だが、主人格はそちらに首を動かしもしないまま、同じ方向を見続けている。
「おはよう、私の救世主。今日も、空は青くて小鳥の声が聞こえるよ……なんて、聞こえてないよね」
(母さん?)
入って来たのは僕を引き取って育ててくれた義理の母親であり、現学園長の無涅 彼岸だった。
『ころしてください』
「あっ、何だかいつもより声が高い気がするね。もしかして、何かいいことでもあったかな?」
(……!?)
彼女は手慣れたように僕の世話を始めた。
『ころしてください』や『たすけてください』しか言わない僕を前にしても嫌な顔一つせずこなしていく。
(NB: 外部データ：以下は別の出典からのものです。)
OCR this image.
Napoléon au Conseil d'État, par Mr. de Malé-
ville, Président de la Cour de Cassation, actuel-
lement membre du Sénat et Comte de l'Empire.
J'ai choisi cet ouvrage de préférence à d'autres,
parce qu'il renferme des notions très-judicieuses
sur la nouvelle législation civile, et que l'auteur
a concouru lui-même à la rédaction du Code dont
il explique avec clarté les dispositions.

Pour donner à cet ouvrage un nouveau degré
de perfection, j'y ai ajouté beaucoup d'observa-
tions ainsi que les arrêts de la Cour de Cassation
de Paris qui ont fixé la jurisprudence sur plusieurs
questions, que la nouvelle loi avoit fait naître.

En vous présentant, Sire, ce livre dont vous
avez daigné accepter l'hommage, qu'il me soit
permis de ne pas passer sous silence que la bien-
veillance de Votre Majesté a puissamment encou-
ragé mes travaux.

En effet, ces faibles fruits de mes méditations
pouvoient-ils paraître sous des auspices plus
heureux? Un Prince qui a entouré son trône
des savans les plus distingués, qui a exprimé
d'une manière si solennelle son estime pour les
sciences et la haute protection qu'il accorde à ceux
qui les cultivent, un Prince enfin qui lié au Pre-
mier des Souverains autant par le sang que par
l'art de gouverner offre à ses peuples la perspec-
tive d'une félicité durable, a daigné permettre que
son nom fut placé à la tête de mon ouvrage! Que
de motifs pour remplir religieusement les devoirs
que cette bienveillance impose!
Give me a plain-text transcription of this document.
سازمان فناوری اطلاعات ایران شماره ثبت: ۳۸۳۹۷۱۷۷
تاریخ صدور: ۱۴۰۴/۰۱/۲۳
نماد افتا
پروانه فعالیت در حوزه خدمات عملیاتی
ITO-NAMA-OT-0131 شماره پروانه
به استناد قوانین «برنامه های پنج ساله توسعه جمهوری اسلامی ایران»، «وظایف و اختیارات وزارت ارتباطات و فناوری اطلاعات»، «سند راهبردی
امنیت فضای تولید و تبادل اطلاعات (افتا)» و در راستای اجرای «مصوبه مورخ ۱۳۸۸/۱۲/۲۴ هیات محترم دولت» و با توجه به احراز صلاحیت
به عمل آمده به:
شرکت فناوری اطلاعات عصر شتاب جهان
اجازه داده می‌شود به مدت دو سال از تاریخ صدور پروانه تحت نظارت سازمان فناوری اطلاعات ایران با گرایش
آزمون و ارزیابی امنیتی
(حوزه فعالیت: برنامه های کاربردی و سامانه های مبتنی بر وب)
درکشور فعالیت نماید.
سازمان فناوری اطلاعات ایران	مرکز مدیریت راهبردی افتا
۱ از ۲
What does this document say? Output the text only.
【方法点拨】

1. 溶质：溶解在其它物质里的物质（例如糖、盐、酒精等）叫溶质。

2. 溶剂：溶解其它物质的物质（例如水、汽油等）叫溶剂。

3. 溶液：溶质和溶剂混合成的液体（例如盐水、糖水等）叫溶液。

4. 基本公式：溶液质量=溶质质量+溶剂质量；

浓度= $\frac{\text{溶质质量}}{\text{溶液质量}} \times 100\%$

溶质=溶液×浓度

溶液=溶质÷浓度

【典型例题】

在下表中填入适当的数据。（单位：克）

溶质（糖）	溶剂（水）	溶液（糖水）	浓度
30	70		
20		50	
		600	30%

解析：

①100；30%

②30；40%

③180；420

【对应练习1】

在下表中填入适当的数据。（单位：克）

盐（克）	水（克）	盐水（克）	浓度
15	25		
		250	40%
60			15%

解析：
「よしっ、それじゃあ少し外に出ようか。今日は、大事な日だしね」
そう言って、彼女は慣れた手つきで僕を車いすに乗せてどこかに連れて行く。
この景色は覚えている、僕の家の周りだ。
そして、優しい風が吹く丘の上にたどり着いた。
「今年から本当なら中学生になったのにね」
『たすけてください』
「ごめんね。通わせてはあげられないの……いつか、いつか救世主が元に戻ったら私の学校に通わせてあげるから」
それはそうだ、こんな状態になった人間を通わせられる学校なんてあるはずもない。
それどころか一日でも介護されなければすぐに死んでしまう。
「大丈夫、大丈夫だよ。いつか、きっと私が……」
『ああ、あぁぁいあぃあえうぇぁあ!!』
彼女が僕の頬に触れたその瞬間だった。
子供の癇癪のような叫びが辺りを木霊する。
『ごめんなさい。ごめんなさい。なみ、ごめん。ごめんなさい。わるいこでごめんなさい。かみさま。ゆるして、ころして……!!』
『槃!……大丈夫。大丈夫だから、きっといつか……メサイアさえ完成すればよくなるから』
(母さん……)
その時の母親の瞳は少しの絶望を感じさせたが、ずっと空っぽなこいつを抱きしめ続けていた。
主人格は神に助けを願っていた。
だが、第1話の物語の始まりは『神は死んだ』である。